I have to remind myself that life is not a competition. Just because he moved on faster than me, it doesn’t we didn’t make the right decision. I have to tell myself that maybe slow and steady wins the race. Like PPs have said, you have no idea what his relationship is like. All you can do is keep moving forward. Trust me, I know it’s easier said than done, but what other options is there? Hugs!
Post # 11
“Why is he able to be a decent enough guy to marry for HER?” and I think that is a very good point . Course, as she also suggested he may still be an utter arse , or he may have changed , (maybe be even due to you) – but somehow, our base memory gets stuck and an irrational jealousy makes itself felt!
It’ll pass bee, I think we have all had someone we turned into a perfectly good bf/FI/husband – for somebody else !
Post # 12
And it’s the last blow to the ‘dream’. When we fall in love, we create a dream life of what it will be like in the future. In good relationships, the future dream life becomes a reality. In bad relationships, it becomes the floatation device we attach all our hopes. When reality doesn’t match that dream life, we hold on tighter. Hoping that someday when X, Y or Z happens, we will ride off into the sunset together.

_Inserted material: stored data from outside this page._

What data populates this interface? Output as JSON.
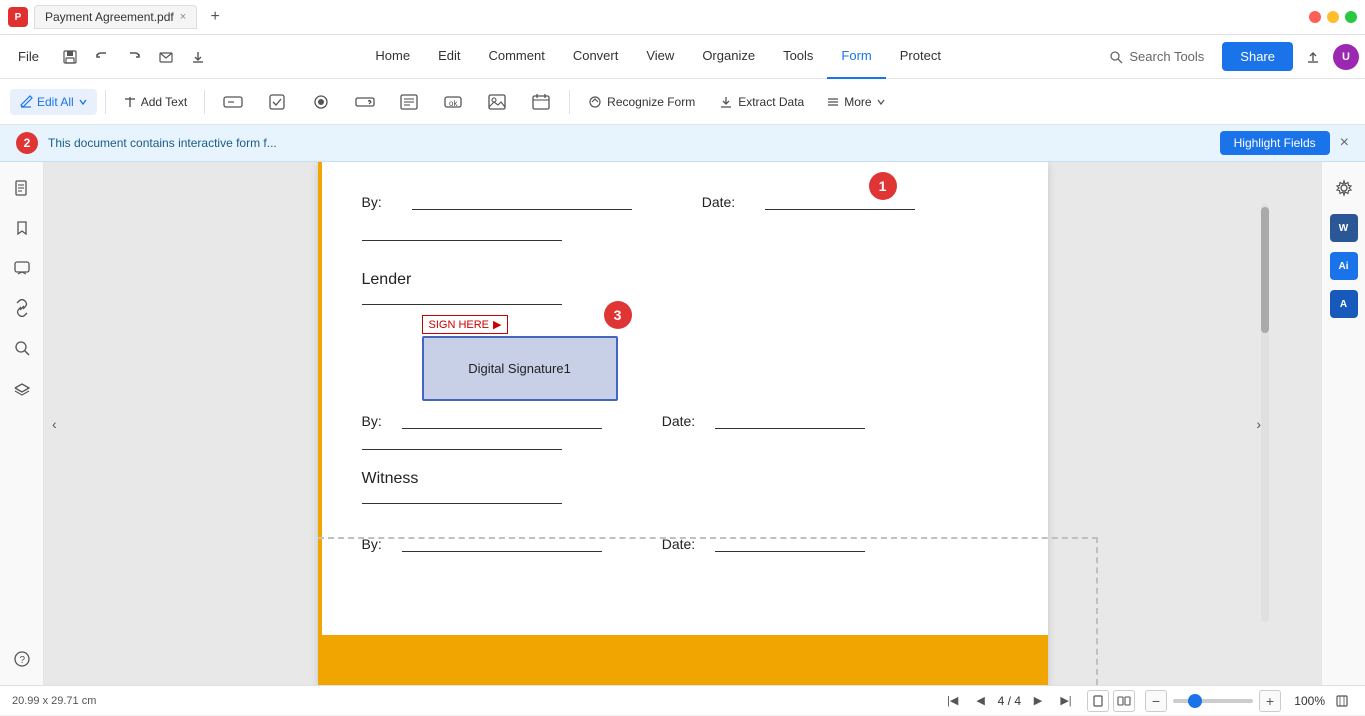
{
  "titlebar": {
    "app_icon_label": "P",
    "tab_title": "Payment Agreement.pdf",
    "tab_close": "×",
    "new_tab": "+"
  },
  "menubar": {
    "file_label": "File",
    "undo_icon": "↩",
    "redo_icon": "↪",
    "save_icon": "💾",
    "download_icon": "⬇",
    "nav_items": [
      {
        "label": "Home",
        "active": false
      },
      {
        "label": "Edit",
        "active": false
      },
      {
        "label": "Comment",
        "active": false
      },
      {
        "label": "Convert",
        "active": false
      },
      {
        "label": "View",
        "active": false
      },
      {
        "label": "Organize",
        "active": false
      },
      {
        "label": "Tools",
        "active": false
      },
      {
        "label": "Form",
        "active": true
      },
      {
        "label": "Protect",
        "active": false
      }
    ],
    "search_tools_label": "Search Tools",
    "share_label": "Share"
  },
  "toolbar": {
    "edit_all_label": "Edit All",
    "add_text_label": "Add Text",
    "recognize_form_label": "Recognize Form",
    "extract_data_label": "Extract Data",
    "more_label": "More"
  },
  "notification": {
    "text": "This document contains interactive form f...",
    "highlight_fields_label": "Highlight Fields",
    "step_badge": "2"
  },
  "document": {
    "by_label": "By:",
    "date_label": "Date:",
    "lender_label": "Lender",
    "sign_here_label": "SIGN HERE",
    "digital_sig_label": "Digital Signature1",
    "witness_label": "Witness",
    "step3_badge": "3"
  },
  "status_bar": {
    "dimensions": "20.99 x 29.71 cm",
    "page_info": "4 / 4",
    "zoom_level": "100%"
  },
  "steps": {
    "step1": "1",
    "step2": "2",
    "step3": "3"
  },
  "sidebar": {
    "icons": [
      "☰",
      "🔖",
      "💬",
      "🔗",
      "🔍",
      "⊞",
      "?"
    ]
  }
}
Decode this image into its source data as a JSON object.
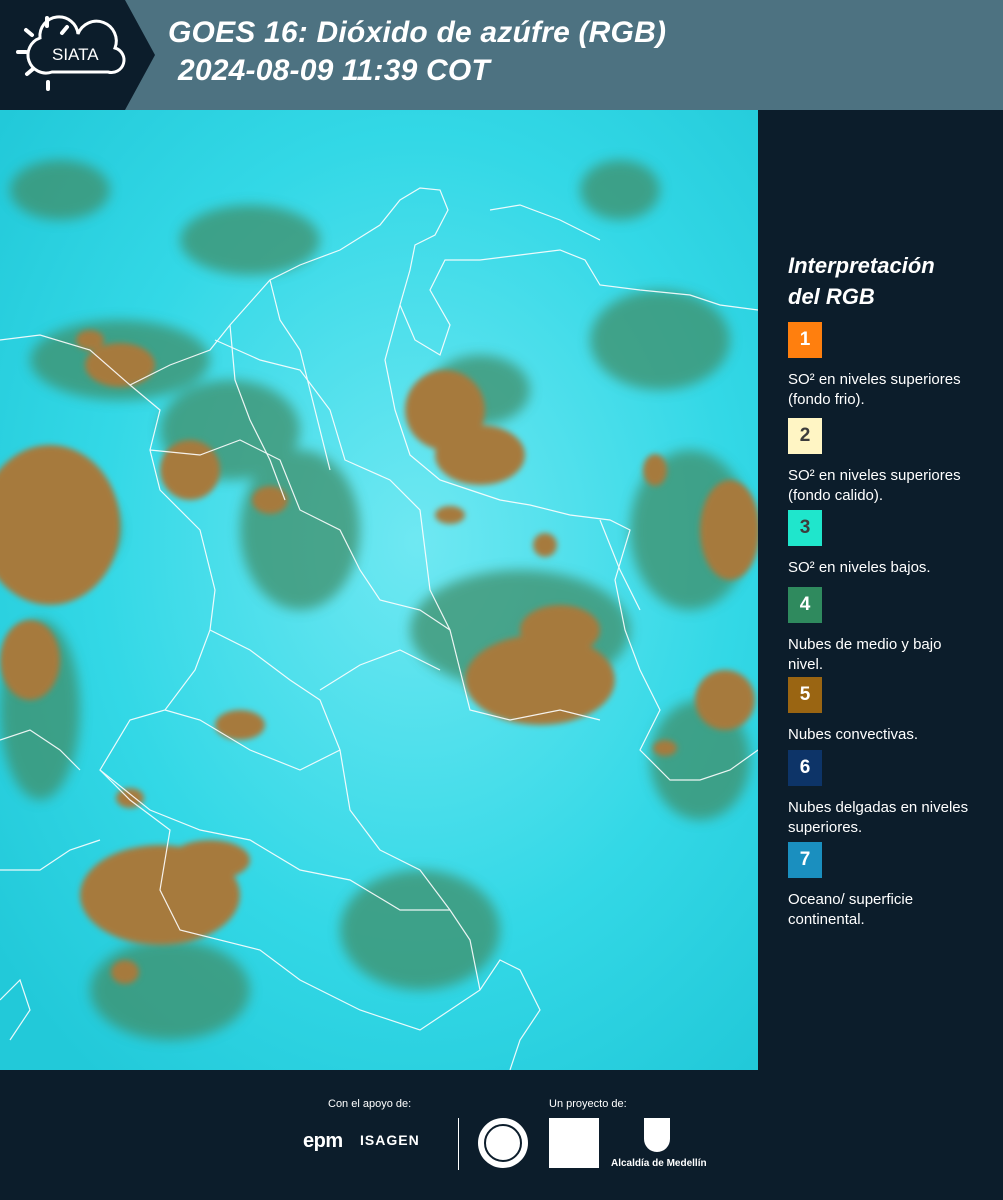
{
  "header": {
    "logo_text": "SIATA",
    "title_line1": "GOES 16: Dióxido de azúfre (RGB)",
    "title_line2": "2024-08-09 11:39 COT",
    "background_color": "#4d7281"
  },
  "map": {
    "base_color": "#2fd6e4",
    "convective_color": "#a67a3c",
    "low_cloud_color": "#3d8a6c"
  },
  "legend": {
    "title_line1": "Interpretación",
    "title_line2": "del RGB",
    "items": [
      {
        "number": "1",
        "color": "#ff7f0e",
        "label": "SO² en niveles superiores (fondo frio)."
      },
      {
        "number": "2",
        "color": "#fff5c4",
        "label": "SO² en niveles superiores (fondo calido)."
      },
      {
        "number": "3",
        "color": "#1fe6cc",
        "label": "SO² en niveles bajos."
      },
      {
        "number": "4",
        "color": "#2f8a5e",
        "label": "Nubes de medio y bajo nivel."
      },
      {
        "number": "5",
        "color": "#9a6512",
        "label": "Nubes convectivas."
      },
      {
        "number": "6",
        "color": "#0d3468",
        "label": "Nubes delgadas en niveles superiores."
      },
      {
        "number": "7",
        "color": "#1a8fbf",
        "label": "Oceano/ superficie continental."
      }
    ]
  },
  "footer": {
    "support_label": "Con el apoyo de:",
    "project_label": "Un proyecto de:",
    "epm": "epm",
    "isagen": "ISAGEN",
    "alcaldia": "Alcaldía de Medellín"
  }
}
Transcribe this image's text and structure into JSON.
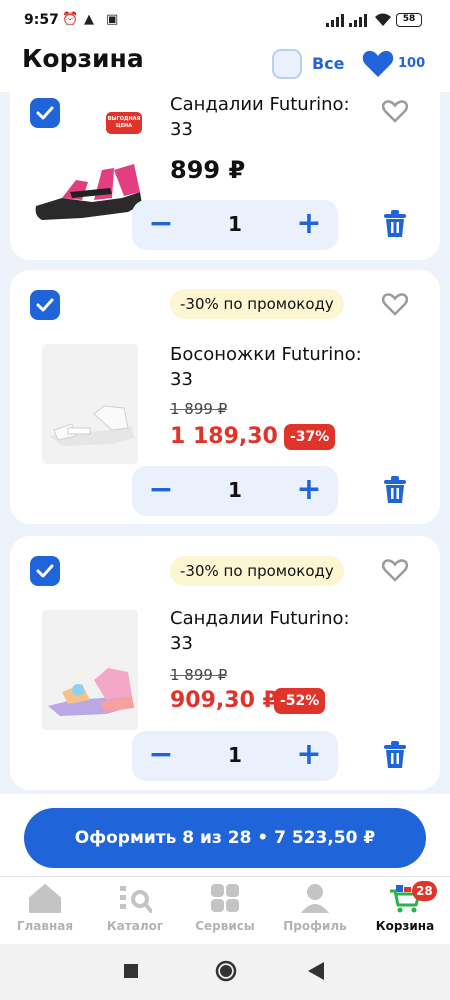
{
  "status_bar": {
    "time": "9:57",
    "battery": "58"
  },
  "header": {
    "title": "Корзина",
    "select_all_label": "Все",
    "favorites_count": "100"
  },
  "products": [
    {
      "name": "Сандалии Futurino: 33",
      "price": "899 ₽",
      "badge": "ВЫГОДНАЯ ЦЕНА",
      "quantity": "1"
    },
    {
      "promo": "-30% по промокоду",
      "name": "Босоножки Futurino: 33",
      "old_price": "1 899 ₽",
      "new_price": "1 189,30 ₽",
      "discount": "-37%",
      "quantity": "1"
    },
    {
      "promo": "-30% по промокоду",
      "name": "Сандалии Futurino: 33",
      "old_price": "1 899 ₽",
      "new_price": "909,30 ₽",
      "discount": "-52%",
      "quantity": "1"
    }
  ],
  "checkout": {
    "label": "Оформить 8 из 28 • 7 523,50 ₽"
  },
  "bottom_nav": {
    "items": [
      {
        "label": "Главная",
        "icon": "home-icon"
      },
      {
        "label": "Каталог",
        "icon": "catalog-icon"
      },
      {
        "label": "Сервисы",
        "icon": "services-icon"
      },
      {
        "label": "Профиль",
        "icon": "profile-icon"
      },
      {
        "label": "Корзина",
        "icon": "cart-icon"
      }
    ],
    "cart_badge": "28"
  },
  "colors": {
    "accent": "#1f64d8",
    "sale": "#e0342b",
    "promo_bg": "#fdf6d2",
    "page_bg": "#eef3fb"
  }
}
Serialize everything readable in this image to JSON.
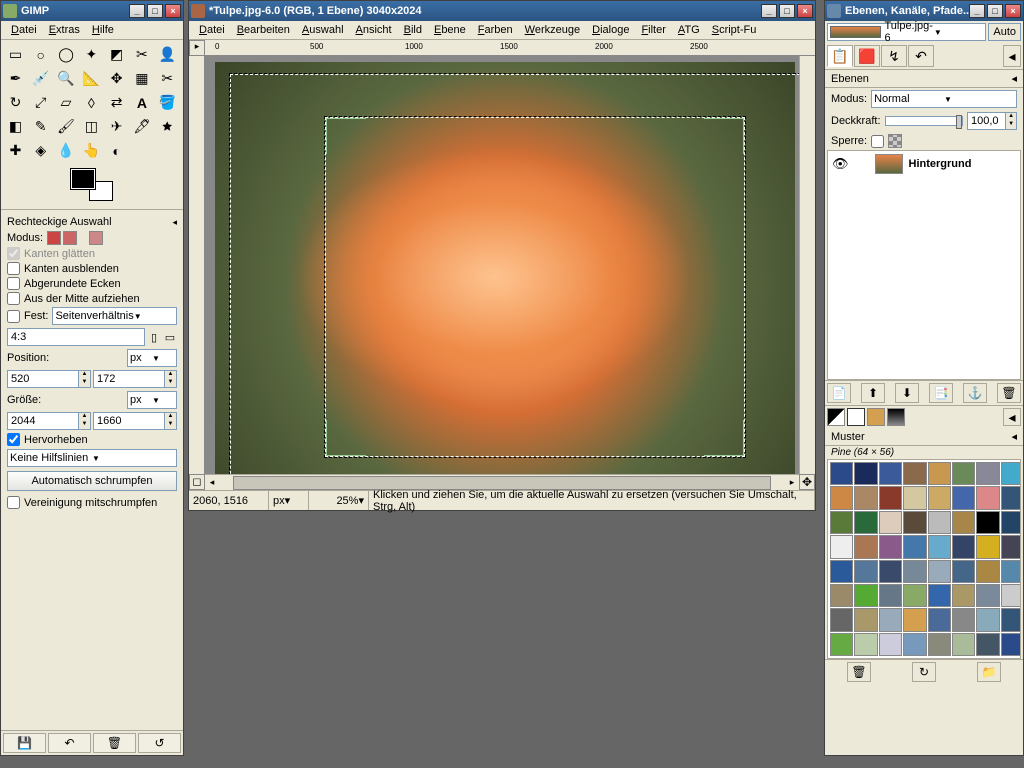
{
  "toolbox": {
    "title": "GIMP",
    "menus": [
      "Datei",
      "Extras",
      "Hilfe"
    ],
    "tool_options_title": "Rechteckige Auswahl",
    "modus_label": "Modus:",
    "antialias": "Kanten glätten",
    "feather": "Kanten ausblenden",
    "rounded": "Abgerundete Ecken",
    "from_center": "Aus der Mitte aufziehen",
    "fixed_label": "Fest:",
    "fixed_type": "Seitenverhältnis",
    "aspect_value": "4:3",
    "position_label": "Position:",
    "unit": "px",
    "pos_x": "520",
    "pos_y": "172",
    "size_label": "Größe:",
    "size_w": "2044",
    "size_h": "1660",
    "highlight": "Hervorheben",
    "guides": "Keine Hilfslinien",
    "autoshrink": "Automatisch schrumpfen",
    "shrink_merged": "Vereinigung mitschrumpfen"
  },
  "image": {
    "title": "*Tulpe.jpg-6.0 (RGB, 1 Ebene) 3040x2024",
    "menus": [
      "Datei",
      "Bearbeiten",
      "Auswahl",
      "Ansicht",
      "Bild",
      "Ebene",
      "Farben",
      "Werkzeuge",
      "Dialoge",
      "Filter",
      "ATG",
      "Script-Fu"
    ],
    "ruler_marks": [
      "0",
      "500",
      "1000",
      "1500",
      "2000",
      "2500"
    ],
    "cursor_pos": "2060, 1516",
    "unit": "px",
    "zoom": "25%",
    "hint": "Klicken und ziehen Sie, um die aktuelle Auswahl zu ersetzen (versuchen Sie Umschalt, Strg, Alt)"
  },
  "layers": {
    "title": "Ebenen, Kanäle, Pfade...",
    "image_dropdown": "Tulpe.jpg-6",
    "auto_button": "Auto",
    "panel_header": "Ebenen",
    "mode_label": "Modus:",
    "mode_value": "Normal",
    "opacity_label": "Deckkraft:",
    "opacity_value": "100,0",
    "lock_label": "Sperre:",
    "layer_name": "Hintergrund",
    "pattern_header": "Muster",
    "pattern_info": "Pine (64 × 56)"
  }
}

Once you finally wake up to reality and break up, that darn stupid dream life still sticks around. Often the pain from a break up is from letting go of that hoped for dream life.
Fast forward to now. Your reality is really great, but that past dream life is still there. Totally normal and totally confusing! So acknowledge the could-have-beens and wished-for things from that dream life. It’s sad when that 100% becomes something that can never ever happen (even if you realized that in your head long ago, the heart is kinda stupid like that LOL). Grieve the life you wanted to have with him.
Then refocus on the great reality you have now.